«The Equalizer 2» (A Vingança) por Ilana Oliveira

Um filme de ação um pouco desastrado, com a sua parcela de relevância social, é o que se pode retirar de Equalizer 2 – A Vingança. O segundo filme da saga criada por Antoine Fuqua devolve aos ecrãs o super-herói humanizado de Denzel Washington e confere maior profundidade às suas personagens.

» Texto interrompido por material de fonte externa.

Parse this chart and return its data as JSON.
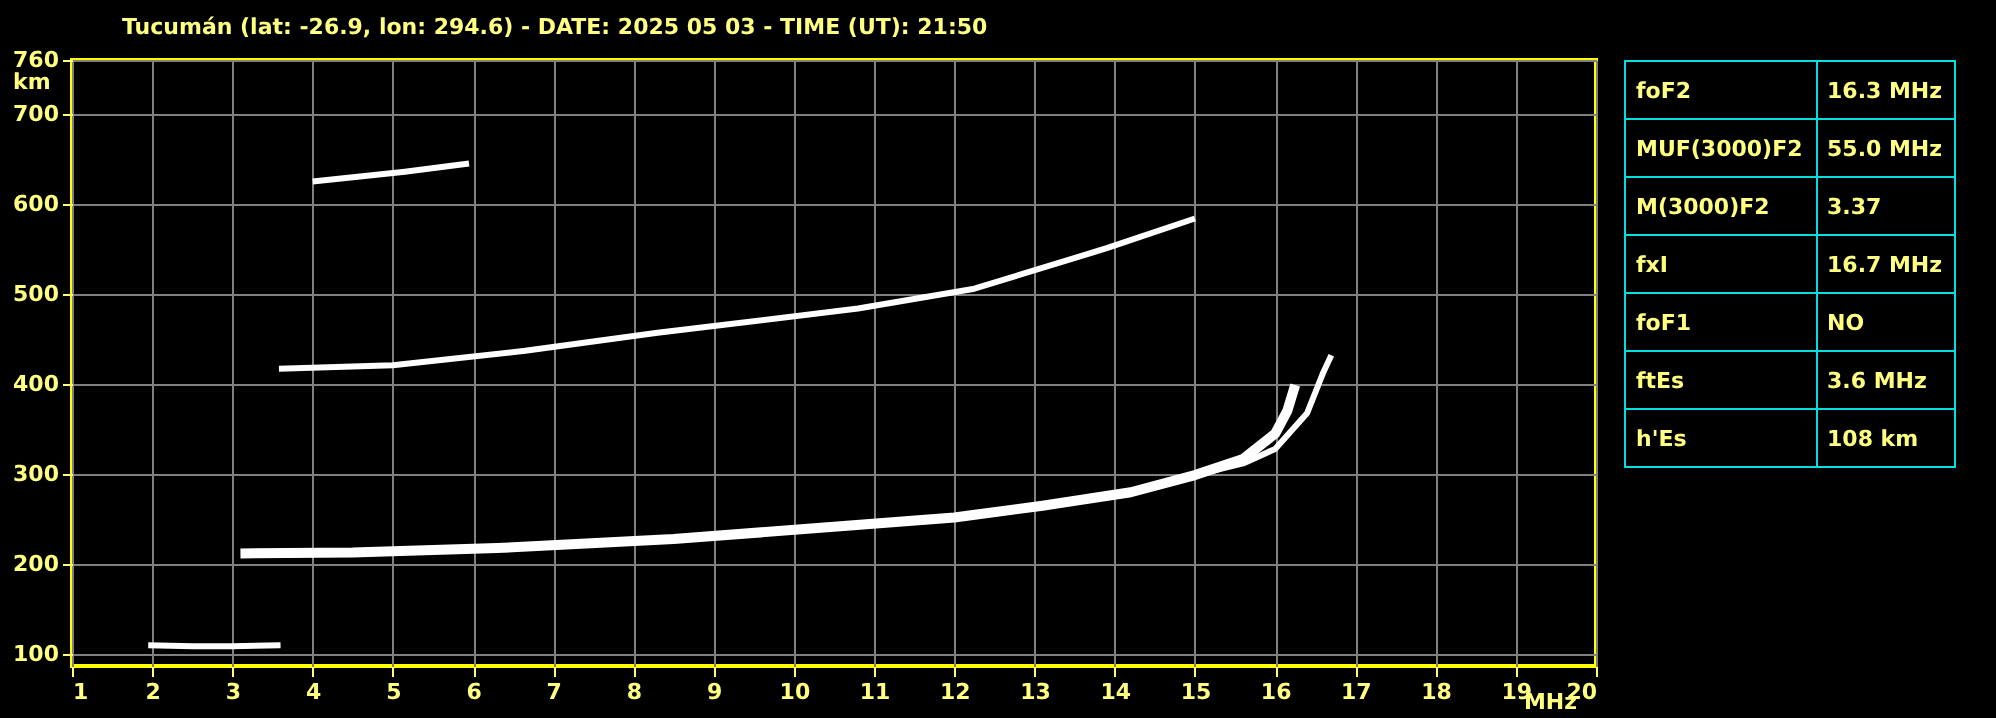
{
  "chart_data": [
    {
      "type": "line",
      "title": "Tucumán (lat: -26.9, lon: 294.6) - DATE: 2025 05 03 - TIME (UT): 21:50",
      "xlabel": "MHz",
      "ylabel": "km",
      "xlim": [
        1,
        20
      ],
      "xticks": [
        1,
        2,
        3,
        4,
        5,
        6,
        7,
        8,
        9,
        10,
        11,
        12,
        13,
        14,
        15,
        16,
        17,
        18,
        19,
        20
      ],
      "ylim": [
        87,
        760
      ],
      "yticks": [
        100,
        200,
        300,
        400,
        500,
        600,
        700,
        760
      ],
      "grid": true,
      "marker": "none",
      "series": [
        {
          "color": "#ffffff",
          "x": [
            1.95,
            2.5,
            3.0,
            3.6
          ],
          "values": [
            110,
            109,
            109,
            110
          ]
        },
        {
          "color": "#ffffff",
          "x": [
            3.1,
            4.5,
            6.3,
            8.5,
            10.7,
            12.0,
            13.1,
            14.2,
            15.0,
            15.6,
            16.0,
            16.15,
            16.25
          ],
          "values": [
            212,
            213,
            218,
            228,
            243,
            252,
            265,
            280,
            299,
            317,
            345,
            370,
            399
          ]
        },
        {
          "color": "#ffffff",
          "x": [
            15.0,
            15.6,
            16.0,
            16.4,
            16.6,
            16.7
          ],
          "values": [
            299,
            312,
            328,
            368,
            413,
            432
          ]
        },
        {
          "color": "#ffffff",
          "x": [
            3.58,
            5.0,
            6.65,
            8.3,
            10.8,
            12.25,
            13.9,
            15.0
          ],
          "values": [
            417,
            421,
            437,
            457,
            484,
            506,
            551,
            584
          ]
        },
        {
          "color": "#ffffff",
          "x": [
            4.0,
            5.15,
            5.95
          ],
          "values": [
            625,
            636,
            645
          ]
        }
      ]
    },
    {
      "type": "other",
      "annotations": [
        "foF2",
        "16.3 MHz",
        "MUF(3000)F2",
        "55.0 MHz",
        "M(3000)F2",
        "3.37",
        "fxI",
        "16.7 MHz",
        "foF1",
        "NO",
        "ftEs",
        "3.6 MHz",
        "h'Es",
        "108 km"
      ]
    }
  ]
}
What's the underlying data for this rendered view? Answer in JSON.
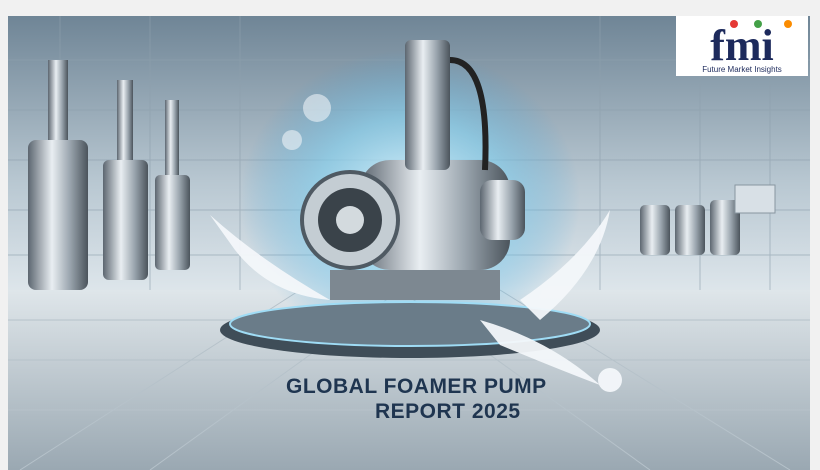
{
  "logo": {
    "mark": "fmi",
    "name": "Future Market Insights"
  },
  "title": {
    "line1": "GLOBAL FOAMER PUMP",
    "line2": "REPORT 2025"
  }
}
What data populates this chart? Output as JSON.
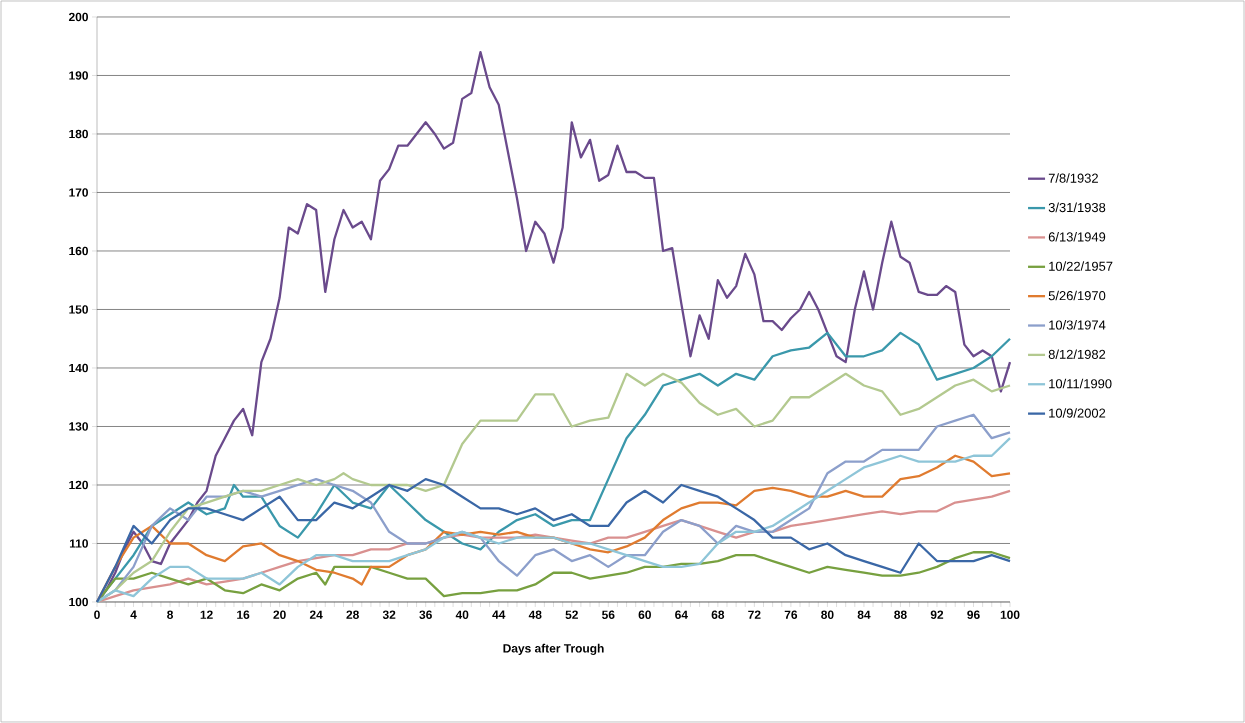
{
  "chart_data": {
    "type": "line",
    "xlabel": "Days after Trough",
    "xlim": [
      0,
      100
    ],
    "xticks": [
      0,
      4,
      8,
      12,
      16,
      20,
      24,
      28,
      32,
      36,
      40,
      44,
      48,
      52,
      56,
      60,
      64,
      68,
      72,
      76,
      80,
      84,
      88,
      92,
      96,
      100
    ],
    "ylim": [
      100,
      200
    ],
    "yticks": [
      100,
      110,
      120,
      130,
      140,
      150,
      160,
      170,
      180,
      190,
      200
    ],
    "grid": "y",
    "legend": "right",
    "marker": "none",
    "line_style": "solid",
    "series": [
      {
        "name": "7/8/1932",
        "color": "#6a4a8c",
        "x": [
          0,
          1,
          2,
          3,
          4,
          5,
          6,
          7,
          8,
          9,
          10,
          11,
          12,
          13,
          14,
          15,
          16,
          17,
          18,
          19,
          20,
          21,
          22,
          23,
          24,
          25,
          26,
          27,
          28,
          29,
          30,
          31,
          32,
          33,
          34,
          35,
          36,
          37,
          38,
          39,
          40,
          41,
          42,
          43,
          44,
          45,
          46,
          47,
          48,
          49,
          50,
          51,
          52,
          53,
          54,
          55,
          56,
          57,
          58,
          59,
          60,
          61,
          62,
          63,
          64,
          65,
          66,
          67,
          68,
          69,
          70,
          71,
          72,
          73,
          74,
          75,
          76,
          77,
          78,
          79,
          80,
          81,
          82,
          83,
          84,
          85,
          86,
          87,
          88,
          89,
          90,
          91,
          92,
          93,
          94,
          95,
          96,
          97,
          98,
          99,
          100
        ],
        "values": [
          100,
          102,
          105,
          109,
          112,
          110,
          107,
          106.5,
          110,
          112,
          114,
          117,
          119,
          125,
          128,
          131,
          133,
          128.5,
          141,
          145,
          152,
          164,
          163,
          168,
          167,
          153,
          162,
          167,
          164,
          165,
          162,
          172,
          174,
          178,
          178,
          180,
          182,
          180,
          177.5,
          178.5,
          186,
          187,
          194,
          188,
          185,
          177,
          169,
          160,
          165,
          163,
          158,
          164,
          182,
          176,
          179,
          172,
          173,
          178,
          173.5,
          173.5,
          172.5,
          172.5,
          160,
          160.5,
          151,
          142,
          149,
          145,
          155,
          152,
          154,
          159.5,
          156,
          148,
          148,
          146.5,
          148.5,
          150,
          153,
          150,
          146,
          142,
          141,
          150,
          156.5,
          150,
          158,
          165,
          159,
          158,
          153,
          152.5,
          152.5,
          154,
          153,
          144,
          142,
          143,
          142,
          136,
          141
        ]
      },
      {
        "name": "3/31/1938",
        "color": "#3a98ab",
        "x": [
          0,
          2,
          4,
          6,
          8,
          10,
          12,
          14,
          15,
          16,
          18,
          20,
          22,
          24,
          26,
          28,
          30,
          32,
          34,
          36,
          38,
          40,
          42,
          44,
          46,
          48,
          50,
          52,
          54,
          56,
          58,
          60,
          62,
          64,
          66,
          68,
          70,
          72,
          74,
          76,
          78,
          80,
          82,
          84,
          86,
          88,
          90,
          92,
          94,
          96,
          98,
          100
        ],
        "values": [
          100,
          104,
          108,
          113,
          115,
          117,
          115,
          116,
          120,
          118,
          118,
          113,
          111,
          115,
          120,
          117,
          116,
          120,
          117,
          114,
          112,
          110,
          109,
          112,
          114,
          115,
          113,
          114,
          114,
          121,
          128,
          132,
          137,
          138,
          139,
          137,
          139,
          138,
          142,
          143,
          143.5,
          146,
          142,
          142,
          143,
          146,
          144,
          138,
          139,
          140,
          142,
          145
        ]
      },
      {
        "name": "6/13/1949",
        "color": "#d9908f",
        "x": [
          0,
          2,
          4,
          6,
          8,
          10,
          12,
          14,
          16,
          18,
          20,
          22,
          24,
          26,
          28,
          30,
          32,
          34,
          36,
          38,
          40,
          42,
          44,
          46,
          48,
          50,
          52,
          54,
          56,
          58,
          60,
          62,
          64,
          66,
          68,
          70,
          72,
          74,
          76,
          78,
          80,
          82,
          84,
          86,
          88,
          90,
          92,
          94,
          96,
          98,
          100
        ],
        "values": [
          100,
          101,
          102,
          102.5,
          103,
          104,
          103,
          103.5,
          104,
          105,
          106,
          107,
          107.5,
          108,
          108,
          109,
          109,
          110,
          110,
          111,
          111.5,
          111,
          111,
          111,
          111.5,
          111,
          110.5,
          110,
          111,
          111,
          112,
          113,
          114,
          113,
          112,
          111,
          112,
          112,
          113,
          113.5,
          114,
          114.5,
          115,
          115.5,
          115,
          115.5,
          115.5,
          117,
          117.5,
          118,
          119
        ]
      },
      {
        "name": "10/22/1957",
        "color": "#77a03f",
        "x": [
          0,
          2,
          4,
          6,
          8,
          10,
          12,
          14,
          16,
          18,
          20,
          22,
          24,
          25,
          26,
          28,
          30,
          32,
          34,
          36,
          38,
          40,
          42,
          44,
          46,
          48,
          50,
          52,
          54,
          56,
          58,
          60,
          62,
          64,
          66,
          68,
          70,
          72,
          74,
          76,
          78,
          80,
          82,
          84,
          86,
          88,
          90,
          92,
          94,
          96,
          98,
          100
        ],
        "values": [
          100,
          104,
          104,
          105,
          104,
          103,
          104,
          102,
          101.5,
          103,
          102,
          104,
          105,
          103,
          106,
          106,
          106,
          105,
          104,
          104,
          101,
          101.5,
          101.5,
          102,
          102,
          103,
          105,
          105,
          104,
          104.5,
          105,
          106,
          106,
          106.5,
          106.5,
          107,
          108,
          108,
          107,
          106,
          105,
          106,
          105.5,
          105,
          104.5,
          104.5,
          105,
          106,
          107.5,
          108.5,
          108.5,
          107.5
        ]
      },
      {
        "name": "5/26/1970",
        "color": "#e07b2f",
        "x": [
          0,
          2,
          4,
          6,
          8,
          10,
          12,
          14,
          16,
          18,
          20,
          22,
          24,
          26,
          28,
          29,
          30,
          32,
          34,
          36,
          38,
          40,
          42,
          44,
          46,
          48,
          50,
          52,
          54,
          56,
          58,
          60,
          62,
          64,
          66,
          68,
          70,
          72,
          74,
          76,
          78,
          80,
          82,
          84,
          86,
          88,
          90,
          92,
          94,
          96,
          98,
          100
        ],
        "values": [
          100,
          106,
          111,
          113,
          110,
          110,
          108,
          107,
          109.5,
          110,
          108,
          107,
          105.5,
          105,
          104,
          103,
          106,
          106,
          108,
          109,
          112,
          111.5,
          112,
          111.5,
          112,
          111,
          111,
          110,
          109,
          108.5,
          109.5,
          111,
          114,
          116,
          117,
          117,
          116.5,
          119,
          119.5,
          119,
          118,
          118,
          119,
          118,
          118,
          121,
          121.5,
          123,
          125,
          124,
          121.5,
          122
        ]
      },
      {
        "name": "10/3/1974",
        "color": "#8c9fcb",
        "x": [
          0,
          2,
          4,
          6,
          8,
          10,
          12,
          14,
          16,
          18,
          20,
          22,
          24,
          26,
          28,
          30,
          32,
          34,
          36,
          38,
          40,
          42,
          44,
          46,
          48,
          50,
          52,
          54,
          56,
          58,
          60,
          62,
          64,
          66,
          68,
          70,
          72,
          74,
          76,
          78,
          80,
          82,
          84,
          86,
          88,
          90,
          92,
          94,
          96,
          98,
          100
        ],
        "values": [
          100,
          102,
          106,
          113,
          116,
          114,
          118,
          118,
          119,
          118,
          119,
          120,
          121,
          120,
          119,
          117,
          112,
          110,
          110,
          111,
          112,
          111,
          107,
          104.5,
          108,
          109,
          107,
          108,
          106,
          108,
          108,
          112,
          114,
          113,
          110,
          113,
          112,
          112,
          114,
          116,
          122,
          124,
          124,
          126,
          126,
          126,
          130,
          131,
          132,
          128,
          129
        ]
      },
      {
        "name": "8/12/1982",
        "color": "#b3c98f",
        "x": [
          0,
          2,
          4,
          6,
          8,
          10,
          12,
          14,
          16,
          18,
          20,
          22,
          24,
          26,
          27,
          28,
          30,
          32,
          34,
          36,
          38,
          40,
          42,
          44,
          46,
          48,
          50,
          52,
          54,
          56,
          58,
          60,
          62,
          64,
          66,
          68,
          70,
          72,
          74,
          76,
          78,
          80,
          82,
          84,
          86,
          88,
          90,
          92,
          94,
          96,
          98,
          100
        ],
        "values": [
          100,
          102,
          105,
          107,
          112,
          116,
          117,
          118,
          119,
          119,
          120,
          121,
          120,
          121,
          122,
          121,
          120,
          120,
          120,
          119,
          120,
          127,
          131,
          131,
          131,
          135.5,
          135.5,
          130,
          131,
          131.5,
          139,
          137,
          139,
          137.5,
          134,
          132,
          133,
          130,
          131,
          135,
          135,
          137,
          139,
          137,
          136,
          132,
          133,
          135,
          137,
          138,
          136,
          137
        ]
      },
      {
        "name": "10/11/1990",
        "color": "#8ec5d8",
        "x": [
          0,
          2,
          4,
          6,
          8,
          10,
          12,
          14,
          16,
          18,
          20,
          22,
          24,
          26,
          28,
          30,
          32,
          34,
          36,
          38,
          40,
          42,
          44,
          46,
          48,
          50,
          52,
          54,
          56,
          58,
          60,
          62,
          64,
          66,
          68,
          70,
          72,
          74,
          76,
          78,
          80,
          82,
          84,
          86,
          88,
          90,
          92,
          94,
          96,
          98,
          100
        ],
        "values": [
          100,
          102,
          101,
          104,
          106,
          106,
          104,
          104,
          104,
          105,
          103,
          106,
          108,
          108,
          107,
          107,
          107,
          108,
          109,
          111,
          112,
          111,
          110,
          111,
          111,
          111,
          110,
          110,
          109,
          108,
          107,
          106,
          106,
          106.5,
          110,
          112,
          112,
          113,
          115,
          117,
          119,
          121,
          123,
          124,
          125,
          124,
          124,
          124,
          125,
          125,
          128
        ]
      },
      {
        "name": "10/9/2002",
        "color": "#3a67a6",
        "x": [
          0,
          2,
          4,
          6,
          8,
          10,
          12,
          14,
          16,
          18,
          20,
          22,
          24,
          26,
          28,
          30,
          32,
          34,
          36,
          38,
          40,
          42,
          44,
          46,
          48,
          50,
          52,
          54,
          56,
          58,
          60,
          62,
          64,
          66,
          68,
          70,
          72,
          74,
          76,
          78,
          80,
          82,
          84,
          86,
          88,
          90,
          92,
          94,
          96,
          98,
          100
        ],
        "values": [
          100,
          106,
          113,
          110,
          114,
          116,
          116,
          115,
          114,
          116,
          118,
          114,
          114,
          117,
          116,
          118,
          120,
          119,
          121,
          120,
          118,
          116,
          116,
          115,
          116,
          114,
          115,
          113,
          113,
          117,
          119,
          117,
          120,
          119,
          118,
          116,
          114,
          111,
          111,
          109,
          110,
          108,
          107,
          106,
          105,
          110,
          107,
          107,
          107,
          108,
          107
        ]
      }
    ]
  }
}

O argumento e a realização falham em pontos específicos, ao mesmo tempo que acertam fortemente noutros. O trabalho de Fuqua na realização é um conjunto de movimentos de câmara arrojados que, em diversas ocasiões, não resultam, já que o cineasta não consegue encontrar o seu ponto de equilíbrio. A violência gráfica herdada do primeiro filme, o uso gritante de CGI e a semelhança com videojogos nos momentos mais tensos da trama apenas ajudam a deixar o espectador sob o efeito de tonturas, o que em nada acrescenta à mensagem que se pretende transmitir.

O argumento, o pior aspeto de Equalizer 2, tem apenas um momento de glória. Depois de apresentar diálogos demasiado superficiais entre as personagens de Pedro Pascal e Denzel Washington, a história do filme apresenta-nos Miles, interpretado por Ashton Sanders — espetacular em Moonlight. A relação paternal criada entre as duas personagens proporciona a melhor cena de todo o filme, com um diálogo profundo e digno de destaque, deixando a sensação de que ambos mereciam uma história só para si.

O trabalho de interpretação de Washington e Sanders é um presente para aqueles que esperavam ver um filme de ação já visto e revisto diversas vezes. Em contrapartida, a interpretação de Pascal é preguiçosa, muito por culpa daquilo que foi construído para a própria personagem, Dave York. Já no terceiro ato, o ponto de viragem do argumento é previsível, conduzindo-nos a uma conclusão igualmente previsível, embora nada fora daquilo que se espera de um filme do género.

No final, Equalizer 2 é um filme formatado, que se torna interessante apenas pela mensagem que procura transmitir através das suas subtramas — com destaque para a história do senhor Sam Rubinstein —, melhores do que a espinha dorsal do argumento.